When Is It Actually Safe to Increase My Factory Order Size?
After your first few sales, this question shows up fast:
"Sales are coming in… should I order more next time?"
This is where many small brands either grow smoothly — or create unnecessary stress.
Scaling inventory is not about confidence. It's about evidence and timing.
Here's how experienced founders decide when it's safe to increase order size.
🧠 First: Sales Velocity Matters More Than Total Sales
Selling 100 units isn't the same as selling 100 units quickly.
Ask yourself:
- How fast did the first batch sell?
- Was demand consistent or spiky?
- Did sales slow down after early buyers?
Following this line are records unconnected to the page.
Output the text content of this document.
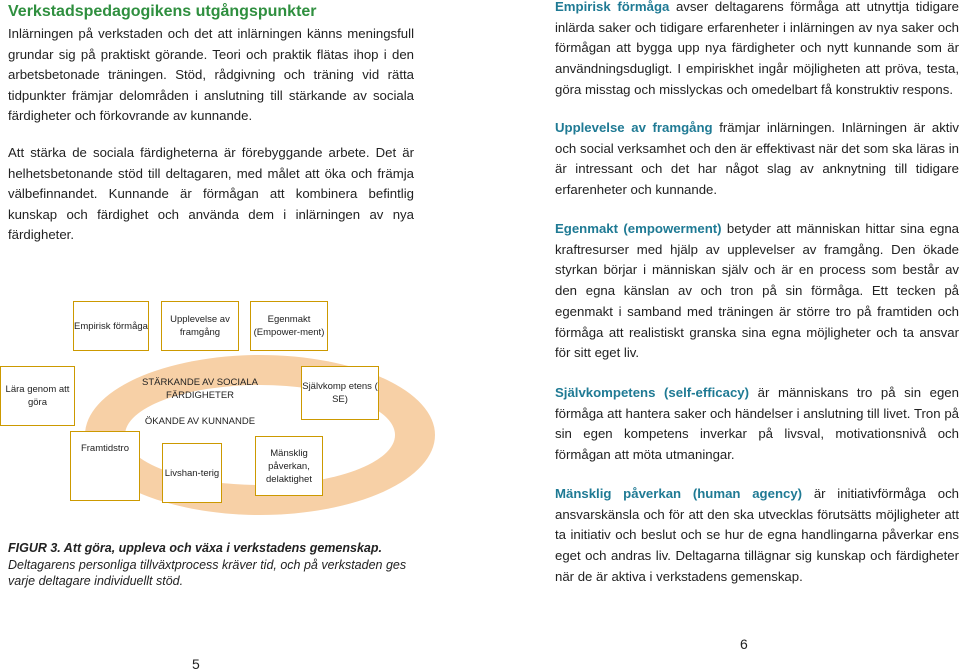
Verkstadspedagogikens utgångspunkter
Inlärningen på verkstaden och det att inlärningen känns meningsfull grundar sig på praktiskt görande. Teori och praktik flätas ihop i den arbetsbetonade träningen. Stöd, rådgivning och träning vid rätta tidpunkter främjar delområden i anslutning till stärkande av sociala färdigheter och förkovrande av kunnande.
Att stärka de sociala färdigheterna är förebyggande arbete. Det är helhetsbetonande stöd till deltagaren, med målet att öka och främja välbefinnandet. Kunnande är förmågan att kombinera befintlig kunskap och färdighet och använda dem i inlärningen av nya färdigheter.
Empirisk förmåga
Upplevelse av framgång
Egenmakt (Empower-ment)
Lära genom att göra
STÄRKANDE AV SOCIALA FÄRDIGHETER
ÖKANDE AV KUNNANDE
Självkomp etens ( SE)
Framtidstro
Livshan-terig
Mänsklig påverkan, delaktighet
FIGUR 3. Att göra, uppleva och växa i verkstadens gemenskap.
Deltagarens personliga tillväxtprocess kräver tid, och på verkstaden ges varje deltagare individuellt stöd.
5
Empirisk förmåga avser deltagarens förmåga att utnyttja tidigare inlärda saker och tidigare erfarenheter i inlärningen av nya saker och förmågan att bygga upp nya färdigheter och nytt kunnande som är användningsdugligt. I empiriskhet ingår möjligheten att pröva, testa, göra misstag och misslyckas och omedelbart få konstruktiv respons.
Upplevelse av framgång främjar inlärningen. Inlärningen är aktiv och social verksamhet och den är effektivast när det som ska läras in är intressant och det har något slag av anknytning till tidigare erfarenheter och kunnande.
Egenmakt (empowerment) betyder att människan hittar sina egna kraftresurser med hjälp av upplevelser av framgång. Den ökade styrkan börjar i människan själv och är en process som består av den egna känslan av och tron på sin förmåga. Ett tecken på egenmakt i samband med träningen är större tro på framtiden och förmåga att realistiskt granska sina egna möjligheter och ta ansvar för sitt eget liv.
Självkompetens (self-efficacy) är människans tro på sin egen förmåga att hantera saker och händelser i anslutning till livet. Tron på sin egen kompetens inverkar på livsval, motivationsnivå och förmågan att möta utmaningar.
Mänsklig påverkan (human agency) är initiativförmåga och ansvarskänsla och för att den ska utvecklas förutsätts möjligheter att ta initiativ och beslut och se hur de egna handlingarna påverkar ens eget och andras liv. Deltagarna tillägnar sig kunskap och färdigheter när de är aktiva i verkstadens gemenskap.
6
Speed tells you more than volume.
🎯 A Simple Rule of Thumb
It's usually safer to increase order size when:
- ✔ You've sold through most of your first batch
- ✔ Sales are steady, not just launch hype
- ✔ You understand where customers come from
- ✔ Reordering won't drain your cash buffer
If any of these are missing, scale cautiously.
📦 Increase in Steps, Not Jumps
A common mistake is going from:
200 units → 1,000 units
That jump magnifies risk.
Smarter scaling looks like:
200 → 350 → 500 → 750
Each step confirms demand before the next increase.
💰 Protect Your Cash Flow
Before increasing order size, ask:
- Can I still afford marketing?
- Can I handle a slower sales month?
- Do I have buffer for delays or issues?
Growth that consumes all your cash isn't real growth — it's exposure.
Learn more about MOQ vs cash flow.
🧠 Beware of One-Time Signals
Be cautious if sales came from:
- One viral post
- One influencer mention
- One bulk order
These are not always repeatable.
Scaling should follow repeatable demand, not one-off spikes.
🚨 Biggest Scaling Mistake
Assuming that because something sold once, it will sell the same way again at higher volume.
Markets aren't linear. Demand can flatten.
Scaling too fast turns optimism into pressure.
🧠 The Right Question to Ask
Instead of:
"How big can I go?"
Ask:
"How much can I increase while staying comfortable if sales slow down?"
That question protects your brand.
📌 Final Thought
Increasing factory order size is a milestone — not a race.
The brands that scale well don't rush.
They let demand pull growth forward instead of pushing inventory ahead of proof.